Here are some basic questions about the fault.
Q: What would be the difference in shaking between a 5.1 quake and a truly huge quake?
Friday night's earthquake was caused by the underground fault slipping for half a second, said
But a 7.5 quake on the Puente Hills fault could cause the fault to slip for 20 seconds — and the shaking could last far longer.
Scientists say that quake would be more destructive than the so-called Big One on the San Andreas fault.
Q: Why are scientists so worried about the fault?
The Puente Hills thrust fault is so dangerous because of its location, running from the suburbs of northern Orange County, through the San Gabriel Valley and under the skyscrapers of downtown Los Angeles before ending in Hollywood.
The Puente Hills fault could be especially hazardous over a larger area because of its shape. Other local faults, like the Newport-Inglewood and Hollywood, are a collection of vertical cracks, with the most intense shaking occurring near where the fault reaches the surface. The Puente Hills is a horizontal fault, with intense shaking likely to be felt over a much larger area, roughly 25 by 15 miles.
Video simulations of a rupture on the Puente Hills fault system show how energy from a quake could erupt and be funneled toward L.A.'s densest neighborhoods, with the strongest waves rippling to the west and south across the Los Angeles Basin.
Q: What is the worst-case scenario?
According to estimates by the USGS and Southern California Earthquake Center, a massive quake on the Puente Hills fault could kill from 3,000 to 18,000 people and cause up to $250 billion in damage. Under this worst-case scenario, people in as many as three-quarters of a million households would be left homeless.

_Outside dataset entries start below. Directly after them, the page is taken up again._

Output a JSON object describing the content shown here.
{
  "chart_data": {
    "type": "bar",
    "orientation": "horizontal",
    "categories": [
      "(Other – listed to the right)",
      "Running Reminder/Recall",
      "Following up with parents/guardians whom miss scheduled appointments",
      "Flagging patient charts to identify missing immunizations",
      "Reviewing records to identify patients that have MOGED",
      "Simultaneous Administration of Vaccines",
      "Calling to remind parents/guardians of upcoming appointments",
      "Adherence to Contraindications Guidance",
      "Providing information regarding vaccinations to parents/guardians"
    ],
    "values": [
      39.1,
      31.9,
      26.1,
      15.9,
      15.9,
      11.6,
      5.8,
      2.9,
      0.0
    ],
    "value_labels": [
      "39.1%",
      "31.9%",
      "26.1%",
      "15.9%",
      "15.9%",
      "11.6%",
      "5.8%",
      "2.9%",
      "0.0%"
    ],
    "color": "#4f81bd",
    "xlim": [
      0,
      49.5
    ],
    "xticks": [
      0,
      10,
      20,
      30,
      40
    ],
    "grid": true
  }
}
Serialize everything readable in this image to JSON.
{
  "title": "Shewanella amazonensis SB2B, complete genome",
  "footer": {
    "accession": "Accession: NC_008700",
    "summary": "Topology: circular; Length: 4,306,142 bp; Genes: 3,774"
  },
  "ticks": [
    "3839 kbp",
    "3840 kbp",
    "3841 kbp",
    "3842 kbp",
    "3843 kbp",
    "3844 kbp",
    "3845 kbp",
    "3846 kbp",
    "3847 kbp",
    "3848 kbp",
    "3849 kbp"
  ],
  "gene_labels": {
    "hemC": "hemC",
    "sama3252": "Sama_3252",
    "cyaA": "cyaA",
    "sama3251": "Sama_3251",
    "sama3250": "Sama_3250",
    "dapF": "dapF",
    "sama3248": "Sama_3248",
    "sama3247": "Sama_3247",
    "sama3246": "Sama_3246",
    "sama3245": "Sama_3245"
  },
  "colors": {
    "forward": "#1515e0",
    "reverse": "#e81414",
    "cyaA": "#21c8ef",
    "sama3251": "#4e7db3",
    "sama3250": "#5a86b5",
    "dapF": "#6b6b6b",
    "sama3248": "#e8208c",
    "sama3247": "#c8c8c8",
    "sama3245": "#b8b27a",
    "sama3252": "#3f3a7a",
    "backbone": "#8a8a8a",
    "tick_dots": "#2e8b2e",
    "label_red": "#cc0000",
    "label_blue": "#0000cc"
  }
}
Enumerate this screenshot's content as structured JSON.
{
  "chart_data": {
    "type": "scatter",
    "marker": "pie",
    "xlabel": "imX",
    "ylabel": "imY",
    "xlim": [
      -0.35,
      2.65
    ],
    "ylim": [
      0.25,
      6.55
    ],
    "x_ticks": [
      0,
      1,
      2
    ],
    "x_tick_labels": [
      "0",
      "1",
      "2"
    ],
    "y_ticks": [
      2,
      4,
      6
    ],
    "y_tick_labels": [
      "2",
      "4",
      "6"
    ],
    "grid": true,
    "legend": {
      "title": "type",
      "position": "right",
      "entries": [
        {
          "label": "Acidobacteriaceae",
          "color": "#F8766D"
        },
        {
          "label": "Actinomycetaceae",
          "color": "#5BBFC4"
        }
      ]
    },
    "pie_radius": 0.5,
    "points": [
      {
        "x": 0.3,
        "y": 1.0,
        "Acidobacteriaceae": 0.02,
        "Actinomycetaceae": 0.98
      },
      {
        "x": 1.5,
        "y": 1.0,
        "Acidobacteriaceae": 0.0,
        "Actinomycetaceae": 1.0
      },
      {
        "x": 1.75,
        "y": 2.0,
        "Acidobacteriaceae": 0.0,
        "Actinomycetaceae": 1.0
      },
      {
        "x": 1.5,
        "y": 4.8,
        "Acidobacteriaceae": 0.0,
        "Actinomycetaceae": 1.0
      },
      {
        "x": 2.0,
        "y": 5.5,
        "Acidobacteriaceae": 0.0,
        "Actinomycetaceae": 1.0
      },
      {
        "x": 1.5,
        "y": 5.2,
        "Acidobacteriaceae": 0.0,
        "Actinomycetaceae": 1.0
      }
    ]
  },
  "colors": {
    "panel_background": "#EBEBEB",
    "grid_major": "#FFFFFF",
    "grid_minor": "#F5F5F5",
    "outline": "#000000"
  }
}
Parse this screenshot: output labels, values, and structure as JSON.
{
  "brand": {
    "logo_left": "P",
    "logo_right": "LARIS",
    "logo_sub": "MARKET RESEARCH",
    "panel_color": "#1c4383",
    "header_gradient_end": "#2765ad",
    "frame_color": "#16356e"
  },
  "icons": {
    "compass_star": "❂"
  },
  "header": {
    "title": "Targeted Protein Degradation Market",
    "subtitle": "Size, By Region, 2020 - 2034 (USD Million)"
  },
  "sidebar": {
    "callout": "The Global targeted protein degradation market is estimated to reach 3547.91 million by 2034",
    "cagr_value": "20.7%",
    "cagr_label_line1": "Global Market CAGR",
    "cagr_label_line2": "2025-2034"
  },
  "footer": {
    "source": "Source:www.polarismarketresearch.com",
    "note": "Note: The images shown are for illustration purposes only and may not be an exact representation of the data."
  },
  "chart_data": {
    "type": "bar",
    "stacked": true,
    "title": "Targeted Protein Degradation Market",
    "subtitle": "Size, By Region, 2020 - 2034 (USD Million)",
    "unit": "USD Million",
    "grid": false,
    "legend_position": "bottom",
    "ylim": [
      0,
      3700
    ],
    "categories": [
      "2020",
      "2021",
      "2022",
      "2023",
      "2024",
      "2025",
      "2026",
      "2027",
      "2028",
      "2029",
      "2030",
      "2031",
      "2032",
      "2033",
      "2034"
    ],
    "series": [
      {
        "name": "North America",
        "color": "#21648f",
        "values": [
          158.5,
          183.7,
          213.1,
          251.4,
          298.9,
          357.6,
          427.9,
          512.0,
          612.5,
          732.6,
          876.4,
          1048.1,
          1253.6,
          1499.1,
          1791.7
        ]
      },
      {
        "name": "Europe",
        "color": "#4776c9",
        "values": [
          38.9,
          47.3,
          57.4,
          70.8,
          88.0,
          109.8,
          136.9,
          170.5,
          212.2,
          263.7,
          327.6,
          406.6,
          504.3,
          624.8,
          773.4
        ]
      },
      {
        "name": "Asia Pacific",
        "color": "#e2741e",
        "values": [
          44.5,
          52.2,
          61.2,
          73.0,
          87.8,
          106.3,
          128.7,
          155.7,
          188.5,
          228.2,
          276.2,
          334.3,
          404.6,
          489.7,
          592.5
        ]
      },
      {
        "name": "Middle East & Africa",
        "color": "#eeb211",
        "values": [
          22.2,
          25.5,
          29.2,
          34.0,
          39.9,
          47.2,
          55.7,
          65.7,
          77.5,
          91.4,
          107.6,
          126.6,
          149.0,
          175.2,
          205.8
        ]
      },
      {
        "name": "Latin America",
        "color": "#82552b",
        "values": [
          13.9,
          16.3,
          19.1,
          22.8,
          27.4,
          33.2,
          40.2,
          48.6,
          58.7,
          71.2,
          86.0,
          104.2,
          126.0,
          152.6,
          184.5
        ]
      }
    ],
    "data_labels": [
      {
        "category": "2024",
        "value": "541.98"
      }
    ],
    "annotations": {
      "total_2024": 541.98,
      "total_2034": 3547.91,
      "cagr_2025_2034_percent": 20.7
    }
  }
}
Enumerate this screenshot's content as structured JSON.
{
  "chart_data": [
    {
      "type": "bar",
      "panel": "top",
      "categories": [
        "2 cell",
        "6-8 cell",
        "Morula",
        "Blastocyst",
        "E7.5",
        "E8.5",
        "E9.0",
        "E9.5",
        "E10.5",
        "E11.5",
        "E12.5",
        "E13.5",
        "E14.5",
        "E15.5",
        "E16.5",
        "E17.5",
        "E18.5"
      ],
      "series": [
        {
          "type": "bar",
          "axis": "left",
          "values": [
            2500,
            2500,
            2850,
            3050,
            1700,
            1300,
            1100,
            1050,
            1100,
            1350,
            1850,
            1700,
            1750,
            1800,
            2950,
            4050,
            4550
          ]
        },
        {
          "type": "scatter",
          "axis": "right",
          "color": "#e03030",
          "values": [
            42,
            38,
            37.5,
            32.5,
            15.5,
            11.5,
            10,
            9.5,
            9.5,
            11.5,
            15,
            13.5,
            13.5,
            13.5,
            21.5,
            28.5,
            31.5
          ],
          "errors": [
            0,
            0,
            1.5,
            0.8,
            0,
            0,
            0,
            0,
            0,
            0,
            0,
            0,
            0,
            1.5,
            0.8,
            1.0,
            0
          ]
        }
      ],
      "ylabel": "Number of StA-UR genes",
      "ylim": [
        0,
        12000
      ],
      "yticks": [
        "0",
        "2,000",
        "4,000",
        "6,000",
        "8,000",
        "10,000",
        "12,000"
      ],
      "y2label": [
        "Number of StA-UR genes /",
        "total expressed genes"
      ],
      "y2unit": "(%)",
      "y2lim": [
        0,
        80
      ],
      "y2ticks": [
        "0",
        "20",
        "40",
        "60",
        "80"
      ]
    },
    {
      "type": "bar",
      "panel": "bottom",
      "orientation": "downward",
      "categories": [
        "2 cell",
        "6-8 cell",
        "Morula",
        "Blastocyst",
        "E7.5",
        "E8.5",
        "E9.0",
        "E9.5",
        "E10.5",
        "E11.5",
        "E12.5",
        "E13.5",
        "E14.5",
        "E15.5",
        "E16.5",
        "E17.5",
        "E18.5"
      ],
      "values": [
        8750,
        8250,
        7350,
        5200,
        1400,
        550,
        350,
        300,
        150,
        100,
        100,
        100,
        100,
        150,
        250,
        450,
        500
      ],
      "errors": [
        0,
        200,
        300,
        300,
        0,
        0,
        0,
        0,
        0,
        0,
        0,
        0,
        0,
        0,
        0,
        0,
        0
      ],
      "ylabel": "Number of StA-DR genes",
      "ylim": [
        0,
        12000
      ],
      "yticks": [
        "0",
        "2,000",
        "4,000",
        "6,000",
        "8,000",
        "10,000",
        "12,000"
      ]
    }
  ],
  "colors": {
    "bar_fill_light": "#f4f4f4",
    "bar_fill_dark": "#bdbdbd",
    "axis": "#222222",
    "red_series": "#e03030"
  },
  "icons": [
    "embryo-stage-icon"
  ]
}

One reason for the dire forecast is that both downtown L.A. and Hollywood are packed with old, vulnerable buildings, including those made of concrete, Jones said.
The violent motion would be amplified by the soft soil underneath the Los Angeles Basin and the valleys, which produces a jello effect as shaking waves wobble off the basin.
By contrast, a magnitude 8 "Big One" on the San Andreas fault — more than 30 miles from downtown L.A., on the other side of the San Gabriel Mountains — would cause up to 1,800 deaths, according to estimates.
Q: How often does a huge quake erupt on the Puente Hills fault?
Scientists believe the Puente Hills fault has a major quake roughly every 2,500 years but don't know when the last one was.
Q: Has there been larger quakes on the fault before?
In 1987, another quake on that fault killed eight people and caused more than $350 million in damage. The magnitude 5.9 Whittier Narrows quake left old brick buildings in Whittier's downtown area battered and also damaged some freeway bridges. More than 100 single-family homes and more than 1,000 apartment units were destroyed.